Women all over the world are taking a stance and establishing a name for themselves in various multinationals, including the most advanced tech firms. WTM brings you wise words from five savvy women who are shaping the face of tech as we know it.
“We need women at all levels, including the top, to change the dynamic, reshape the conversation, to make sure women’s voices are heard and heeded, not overlooked and ignored.”
Sheryl Sandberg is the CEO of Facebook and embodies the empowerment of women. She balances the high-profile job alongside bringing up her family. Previously, she managed Google’s online sales and also worked with former US president Bill Clinton. In 2015, she donated USD31 million in Facebook stock to a charitable fund.
“I love taking an idea to a prototype and then to a product that millions of people use.”
CEO of the world’s largest video sharing platform, YouTube, since 2014, Wojcicki initiated the acquisition of the video giant by Google. She urged her bosses at Google to purchase the video site, which they did in a USD1.65 billion deal. Now YouTube has more than one billion unique visitors a month and is valued at an estimated USD70 billion.
“Problems are good, as long as you solve them quickly.”
Estimated of having a net worth of nearly USD2 billion, the current CEO of Hewlett Packard is best known as heading online auction site eBay. During her time there, she raised the company’s net worth from USD5.7 million to USD8 billion right before she left eBay. In 2008, she was also cited by The New York Times as among the women most likely to become the first female President of the United States.
“I grew up in a physical world, and I speak English. The next generation is growing up in a digital world, and they speak social.”
Eminently known for reshaping fashion brand Burberry into a digitally-savvy, international powerhouse, Ahrendts is now the senior vice president for Apple Inc. Named as one of the highest paid chief executives at a FTSE company, she took time to celebrate artistic uses of the machines instead of them just being utilised as computers.

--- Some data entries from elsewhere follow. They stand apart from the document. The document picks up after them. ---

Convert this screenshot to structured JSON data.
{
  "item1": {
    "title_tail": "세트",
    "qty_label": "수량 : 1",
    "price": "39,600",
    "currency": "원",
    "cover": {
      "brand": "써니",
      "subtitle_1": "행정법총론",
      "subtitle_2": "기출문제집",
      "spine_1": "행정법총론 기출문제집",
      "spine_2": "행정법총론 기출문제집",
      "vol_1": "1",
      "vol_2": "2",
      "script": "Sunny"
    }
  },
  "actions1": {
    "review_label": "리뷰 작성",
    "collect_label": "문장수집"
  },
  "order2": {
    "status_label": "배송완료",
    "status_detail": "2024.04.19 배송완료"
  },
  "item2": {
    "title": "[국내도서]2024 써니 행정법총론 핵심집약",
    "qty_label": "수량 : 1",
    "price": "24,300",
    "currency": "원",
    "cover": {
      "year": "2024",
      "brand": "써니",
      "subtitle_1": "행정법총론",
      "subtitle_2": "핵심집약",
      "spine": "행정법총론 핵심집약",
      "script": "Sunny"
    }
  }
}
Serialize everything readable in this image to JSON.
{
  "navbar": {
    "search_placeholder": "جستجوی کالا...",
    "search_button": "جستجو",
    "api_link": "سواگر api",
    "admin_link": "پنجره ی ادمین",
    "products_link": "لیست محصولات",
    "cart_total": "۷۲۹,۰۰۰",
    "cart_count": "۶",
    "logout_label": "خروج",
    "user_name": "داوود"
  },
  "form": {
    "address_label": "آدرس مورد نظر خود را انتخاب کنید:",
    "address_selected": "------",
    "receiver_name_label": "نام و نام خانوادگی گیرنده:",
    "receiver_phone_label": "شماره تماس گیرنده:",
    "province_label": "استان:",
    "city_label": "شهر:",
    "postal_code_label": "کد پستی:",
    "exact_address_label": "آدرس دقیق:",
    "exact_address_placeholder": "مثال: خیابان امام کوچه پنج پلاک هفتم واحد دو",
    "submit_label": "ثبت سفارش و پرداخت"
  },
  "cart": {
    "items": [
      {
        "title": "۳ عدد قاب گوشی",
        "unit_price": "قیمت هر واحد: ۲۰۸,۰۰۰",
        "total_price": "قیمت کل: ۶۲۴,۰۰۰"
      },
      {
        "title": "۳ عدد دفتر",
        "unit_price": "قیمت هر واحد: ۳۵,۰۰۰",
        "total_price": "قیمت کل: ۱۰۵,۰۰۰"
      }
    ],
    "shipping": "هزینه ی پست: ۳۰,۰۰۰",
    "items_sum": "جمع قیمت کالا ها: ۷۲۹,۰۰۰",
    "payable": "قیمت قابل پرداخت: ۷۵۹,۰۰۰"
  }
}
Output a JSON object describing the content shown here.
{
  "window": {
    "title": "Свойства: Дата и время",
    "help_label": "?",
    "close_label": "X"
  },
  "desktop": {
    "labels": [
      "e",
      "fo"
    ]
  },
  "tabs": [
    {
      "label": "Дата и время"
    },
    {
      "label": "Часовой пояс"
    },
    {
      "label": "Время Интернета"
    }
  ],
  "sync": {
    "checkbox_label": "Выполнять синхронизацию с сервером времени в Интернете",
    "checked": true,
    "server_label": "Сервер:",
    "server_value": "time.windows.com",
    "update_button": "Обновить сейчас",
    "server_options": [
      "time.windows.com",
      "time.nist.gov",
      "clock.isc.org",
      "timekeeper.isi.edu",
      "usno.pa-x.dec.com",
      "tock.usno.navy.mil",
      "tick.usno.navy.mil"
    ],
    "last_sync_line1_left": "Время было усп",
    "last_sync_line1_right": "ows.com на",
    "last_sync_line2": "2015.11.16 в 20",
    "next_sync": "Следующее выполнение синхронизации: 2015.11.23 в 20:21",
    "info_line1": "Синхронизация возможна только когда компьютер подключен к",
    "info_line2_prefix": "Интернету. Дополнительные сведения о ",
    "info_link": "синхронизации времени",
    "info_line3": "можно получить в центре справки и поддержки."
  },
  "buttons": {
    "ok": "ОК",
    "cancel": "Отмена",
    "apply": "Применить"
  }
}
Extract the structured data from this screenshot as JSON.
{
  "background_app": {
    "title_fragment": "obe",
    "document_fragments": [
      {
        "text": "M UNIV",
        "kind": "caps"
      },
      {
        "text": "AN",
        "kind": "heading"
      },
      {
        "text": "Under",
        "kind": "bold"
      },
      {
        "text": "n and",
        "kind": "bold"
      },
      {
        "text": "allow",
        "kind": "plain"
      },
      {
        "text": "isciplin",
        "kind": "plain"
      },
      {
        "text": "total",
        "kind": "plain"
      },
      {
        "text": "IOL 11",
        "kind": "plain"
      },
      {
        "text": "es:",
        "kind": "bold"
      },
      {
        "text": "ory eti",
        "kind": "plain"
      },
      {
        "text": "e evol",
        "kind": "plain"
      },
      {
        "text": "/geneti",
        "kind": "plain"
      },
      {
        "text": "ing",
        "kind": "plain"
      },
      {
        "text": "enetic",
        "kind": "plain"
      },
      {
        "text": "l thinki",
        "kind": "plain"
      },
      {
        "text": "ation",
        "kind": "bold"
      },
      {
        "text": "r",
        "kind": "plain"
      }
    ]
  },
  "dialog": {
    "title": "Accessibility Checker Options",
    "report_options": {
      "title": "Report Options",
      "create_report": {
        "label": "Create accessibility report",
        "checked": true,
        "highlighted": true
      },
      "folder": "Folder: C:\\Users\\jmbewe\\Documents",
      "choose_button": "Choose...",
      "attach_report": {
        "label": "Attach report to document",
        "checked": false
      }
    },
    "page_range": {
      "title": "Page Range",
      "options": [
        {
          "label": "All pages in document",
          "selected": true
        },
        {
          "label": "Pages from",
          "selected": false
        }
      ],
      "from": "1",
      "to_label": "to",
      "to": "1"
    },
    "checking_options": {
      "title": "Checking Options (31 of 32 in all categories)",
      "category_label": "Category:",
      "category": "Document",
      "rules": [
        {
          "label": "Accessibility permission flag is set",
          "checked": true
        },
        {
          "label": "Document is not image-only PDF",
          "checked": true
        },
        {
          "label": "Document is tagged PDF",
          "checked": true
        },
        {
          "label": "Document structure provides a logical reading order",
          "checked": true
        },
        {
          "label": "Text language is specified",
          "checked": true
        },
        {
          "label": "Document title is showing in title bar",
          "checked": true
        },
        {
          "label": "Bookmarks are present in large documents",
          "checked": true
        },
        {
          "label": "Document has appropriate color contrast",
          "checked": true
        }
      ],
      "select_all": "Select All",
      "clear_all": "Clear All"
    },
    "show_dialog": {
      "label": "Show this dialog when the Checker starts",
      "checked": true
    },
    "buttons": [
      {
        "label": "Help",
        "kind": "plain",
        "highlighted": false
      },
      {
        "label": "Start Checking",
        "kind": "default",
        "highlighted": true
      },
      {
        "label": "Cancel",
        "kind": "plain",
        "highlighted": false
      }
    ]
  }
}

“I learned to always take on things I’d never done before. Growth and comfort do not coexist.”
Virginia Marie ‘Ginni’ Rometty is the current chairwoman, president and CEO of multinational technology company IBM, becoming the first woman to head the organisation. Rometty continues to drive efforts to transform IBM into a viable model for the digital age, trying to cut the company’s losses and get back on track. Her estimated net salary in 2014 was close to USD20 million.